$$ h(x) = \frac{x^2 - x +1}{x^2 + ax+(1-b^2)}$$
So, basically, I have to find the values of parameters 'a' and 'b' such that this function has both upper and lower limit.
What I've done:
$$ h(x) = 1 - \frac{ (1+a)x +b^2}{x^2 + ax+(1-b^2)}$$
let,
$$ g(x) = \frac{ (1+a)x +b^2}{x^2 + ax+(1-b^2)}$$
$h$ is optimized when $g$ is optimized
since 'g' is a quotient, Quotient functions like $ f=\frac{u(x)}{v(x)}$ are optimized for all x satisfying the criterion when $ 0 = u'(x) v(x) - v'(x) u(x)$ , so, for optimum of 'h',
$$ 0= (1+a) [ x^2 + ax + (1-b^2) ] - [ 2x +a ] ( (1+a) x +b^2)$$
Expanding this out, I got,
$$ 0 = x^2 [ 3a+3 ] + x [ 2a^2 -2b^2 + 2a] + [1-b^2 + a - 2ab^2]$$
Now, I'm not sure how to figure out the rest, if I were to guess, I need to see how the functions behaves if I plug in the roots like if it blows up or not. If it blows up then I have to set discriminant less than 0, but for checking if it blows up, I'll have to solve for roots... which seems..painful? is there a better way or am I missing something?

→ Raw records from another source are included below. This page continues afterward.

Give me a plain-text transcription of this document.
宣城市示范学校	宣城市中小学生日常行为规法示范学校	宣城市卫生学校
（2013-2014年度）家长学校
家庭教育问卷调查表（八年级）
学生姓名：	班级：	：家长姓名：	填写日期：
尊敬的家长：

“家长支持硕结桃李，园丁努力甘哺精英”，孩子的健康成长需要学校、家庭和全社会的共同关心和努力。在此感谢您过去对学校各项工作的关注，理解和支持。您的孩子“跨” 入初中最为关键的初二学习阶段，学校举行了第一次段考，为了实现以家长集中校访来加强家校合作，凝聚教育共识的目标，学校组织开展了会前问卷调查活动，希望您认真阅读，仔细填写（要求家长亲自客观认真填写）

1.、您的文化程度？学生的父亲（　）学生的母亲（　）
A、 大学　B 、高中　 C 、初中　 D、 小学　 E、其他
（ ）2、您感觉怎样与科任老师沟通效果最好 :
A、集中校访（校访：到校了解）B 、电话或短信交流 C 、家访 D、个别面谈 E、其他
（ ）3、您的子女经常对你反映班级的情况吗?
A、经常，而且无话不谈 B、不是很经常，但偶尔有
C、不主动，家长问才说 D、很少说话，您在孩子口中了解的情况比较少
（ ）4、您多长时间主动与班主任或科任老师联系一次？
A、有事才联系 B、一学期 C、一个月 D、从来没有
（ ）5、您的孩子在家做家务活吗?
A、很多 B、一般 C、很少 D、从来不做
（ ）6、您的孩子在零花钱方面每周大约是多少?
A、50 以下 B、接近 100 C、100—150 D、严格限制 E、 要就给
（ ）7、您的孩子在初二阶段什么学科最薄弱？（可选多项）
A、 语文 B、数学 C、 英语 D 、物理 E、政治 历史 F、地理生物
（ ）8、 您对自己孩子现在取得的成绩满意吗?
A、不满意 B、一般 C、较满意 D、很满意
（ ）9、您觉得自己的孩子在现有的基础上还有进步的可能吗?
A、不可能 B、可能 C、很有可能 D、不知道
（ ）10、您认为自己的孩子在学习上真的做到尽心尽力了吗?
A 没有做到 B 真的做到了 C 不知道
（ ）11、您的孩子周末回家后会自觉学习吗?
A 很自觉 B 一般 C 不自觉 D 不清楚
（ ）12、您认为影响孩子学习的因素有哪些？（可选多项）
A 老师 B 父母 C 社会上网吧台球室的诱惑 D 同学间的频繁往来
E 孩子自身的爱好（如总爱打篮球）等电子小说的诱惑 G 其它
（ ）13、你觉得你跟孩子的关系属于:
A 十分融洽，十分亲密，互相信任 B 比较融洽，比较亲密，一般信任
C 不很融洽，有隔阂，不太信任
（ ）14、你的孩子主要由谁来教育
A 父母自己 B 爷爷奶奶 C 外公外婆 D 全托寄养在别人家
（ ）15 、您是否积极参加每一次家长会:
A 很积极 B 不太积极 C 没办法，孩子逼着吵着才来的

The nominator $$x^2-x+1=\left(x-\frac{1}{2}\right)^2+\frac{3}{4}>0,$$ $$\lim_{x\rightarrow+\infty}h(x)=\lim_{x\rightarrow-\infty}h(x)=1.$$ Thus, since $h$ is a continuous function, $h$ would be bounded iff the denominator not equal to $0$ for any $x$, which gives $$a^2-4(1-b^2)<0$$